Records of Material Objects in Cinema #9: The Stunts of "Mad Max 2"

From a making-of documentary on George Miller's _Mad Max 2: The Road Warrior_ (1981).
Ben Simington

The stunts of Mad Max 2. From a making-of documentary on George Miller's Mad Max 2: The Road Warrior (1981); featuring stunt coordinator Max Aspin and stunt man Guy Norris.  (This short doc used to be available on the 1997 special edition VHS, but is currently unavailable on home media format.)

This does nothing to assure me that no animals were harmed in the filming of George Miller's Babe: Pig in the City.  Maybe it's a good thing for the sake of his actors (human or animal) that Miller has taken them out of physical harm's way of late by opting for the CGI safety of the Happy Feet franchise (the second iteration of which is being released this weekend), but as far as I could glean from the first Happy Feet, it's not a good thing for the viewer.

At the peak of his imaginative abilities, frequently on display in Mad Max 2, Dr. Miller's camera choices exhibited an exhilarating lack of regard for being bound to the physical world or any of its encumbering rules: a particularly memorable and inspired moment of sneak-attack kineticism comes at the beginning of a mid-movie car chase when the camera, at first apparently mounted on a tripod outside the passenger-side window of a car as its driver dives in, revs the engine, and peels out to join the fray, reveals itself to be mounted to the now-active car instead of the immutably staid earth.

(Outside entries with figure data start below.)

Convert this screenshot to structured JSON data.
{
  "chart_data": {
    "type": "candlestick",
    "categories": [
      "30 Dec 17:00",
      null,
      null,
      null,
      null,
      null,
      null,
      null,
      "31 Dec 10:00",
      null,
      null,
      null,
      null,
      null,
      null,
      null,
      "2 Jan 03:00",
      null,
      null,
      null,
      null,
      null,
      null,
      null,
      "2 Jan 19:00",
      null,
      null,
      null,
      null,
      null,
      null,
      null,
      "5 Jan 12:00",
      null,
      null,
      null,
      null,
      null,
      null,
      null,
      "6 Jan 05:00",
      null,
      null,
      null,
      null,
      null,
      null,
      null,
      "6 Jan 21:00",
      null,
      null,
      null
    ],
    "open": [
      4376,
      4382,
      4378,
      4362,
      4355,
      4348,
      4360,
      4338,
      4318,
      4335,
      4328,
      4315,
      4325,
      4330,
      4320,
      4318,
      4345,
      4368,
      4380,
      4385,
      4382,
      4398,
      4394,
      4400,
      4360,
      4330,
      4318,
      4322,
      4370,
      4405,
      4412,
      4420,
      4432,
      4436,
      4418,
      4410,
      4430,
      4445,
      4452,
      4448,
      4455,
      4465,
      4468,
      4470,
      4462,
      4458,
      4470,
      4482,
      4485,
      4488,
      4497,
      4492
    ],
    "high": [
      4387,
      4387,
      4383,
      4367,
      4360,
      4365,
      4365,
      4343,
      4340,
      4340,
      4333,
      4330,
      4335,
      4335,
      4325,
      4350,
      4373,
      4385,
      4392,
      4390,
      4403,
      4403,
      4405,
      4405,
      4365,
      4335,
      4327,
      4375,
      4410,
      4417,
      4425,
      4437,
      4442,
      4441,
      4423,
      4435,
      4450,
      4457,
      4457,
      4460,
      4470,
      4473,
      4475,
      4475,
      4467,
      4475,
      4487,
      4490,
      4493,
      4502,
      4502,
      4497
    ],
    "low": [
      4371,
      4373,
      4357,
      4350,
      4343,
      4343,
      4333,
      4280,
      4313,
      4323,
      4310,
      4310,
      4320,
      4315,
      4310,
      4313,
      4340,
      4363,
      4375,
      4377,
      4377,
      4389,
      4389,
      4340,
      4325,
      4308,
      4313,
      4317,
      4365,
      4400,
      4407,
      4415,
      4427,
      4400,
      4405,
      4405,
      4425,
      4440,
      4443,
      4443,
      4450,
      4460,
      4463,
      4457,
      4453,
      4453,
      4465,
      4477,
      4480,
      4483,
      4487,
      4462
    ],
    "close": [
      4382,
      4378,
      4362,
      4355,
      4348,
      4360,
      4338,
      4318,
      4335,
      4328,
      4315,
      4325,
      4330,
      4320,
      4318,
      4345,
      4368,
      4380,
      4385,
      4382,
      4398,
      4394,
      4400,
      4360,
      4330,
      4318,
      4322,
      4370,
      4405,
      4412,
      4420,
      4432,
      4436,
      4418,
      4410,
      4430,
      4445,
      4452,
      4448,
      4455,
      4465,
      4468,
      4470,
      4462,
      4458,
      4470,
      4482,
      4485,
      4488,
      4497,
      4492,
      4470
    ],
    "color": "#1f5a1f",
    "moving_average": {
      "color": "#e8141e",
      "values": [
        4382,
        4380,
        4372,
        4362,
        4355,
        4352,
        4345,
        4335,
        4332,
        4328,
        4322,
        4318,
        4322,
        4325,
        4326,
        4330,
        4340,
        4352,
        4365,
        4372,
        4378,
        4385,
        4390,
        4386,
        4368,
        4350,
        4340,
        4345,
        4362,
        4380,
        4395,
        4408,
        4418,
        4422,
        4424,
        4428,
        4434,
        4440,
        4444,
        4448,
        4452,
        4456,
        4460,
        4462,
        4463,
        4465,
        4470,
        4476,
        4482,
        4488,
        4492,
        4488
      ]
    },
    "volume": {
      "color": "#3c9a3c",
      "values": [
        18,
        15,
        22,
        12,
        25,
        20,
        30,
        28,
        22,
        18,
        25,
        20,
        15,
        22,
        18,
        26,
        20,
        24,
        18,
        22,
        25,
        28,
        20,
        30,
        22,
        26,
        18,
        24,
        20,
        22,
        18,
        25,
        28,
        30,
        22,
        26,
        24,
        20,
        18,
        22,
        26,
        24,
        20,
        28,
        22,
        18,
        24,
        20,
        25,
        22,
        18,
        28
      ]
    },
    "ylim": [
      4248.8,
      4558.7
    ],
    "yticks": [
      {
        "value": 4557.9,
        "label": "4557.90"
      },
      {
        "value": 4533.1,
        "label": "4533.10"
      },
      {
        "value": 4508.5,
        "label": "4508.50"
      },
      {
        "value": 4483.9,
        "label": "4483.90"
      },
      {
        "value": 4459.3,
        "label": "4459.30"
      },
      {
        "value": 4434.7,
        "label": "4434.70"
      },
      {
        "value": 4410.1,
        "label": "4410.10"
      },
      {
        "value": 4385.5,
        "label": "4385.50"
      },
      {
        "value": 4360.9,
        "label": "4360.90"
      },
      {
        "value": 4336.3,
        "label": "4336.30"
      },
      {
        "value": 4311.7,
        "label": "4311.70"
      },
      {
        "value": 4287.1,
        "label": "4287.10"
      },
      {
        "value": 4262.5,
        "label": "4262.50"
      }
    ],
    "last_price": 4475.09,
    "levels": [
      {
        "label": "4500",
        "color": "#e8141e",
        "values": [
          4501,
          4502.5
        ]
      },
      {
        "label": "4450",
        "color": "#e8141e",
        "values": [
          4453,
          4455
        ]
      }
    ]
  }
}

Miller's work up till and through Babe 2 continued to exhibit such imagination, but the move to full-on CGI in Happy Feet seemed to limit his creativity to pop-song réchauffé rather than granting him the boundless possibilities of a "camera" now literally freed from the physical world.  Someone please get a camera back into this guy's hands...preferably 3D.  Scrap Mel.  Call up Feral Kid.  Son of the Road Warrior. 2014.   And maybe get a few extra standby stuntsmen this time.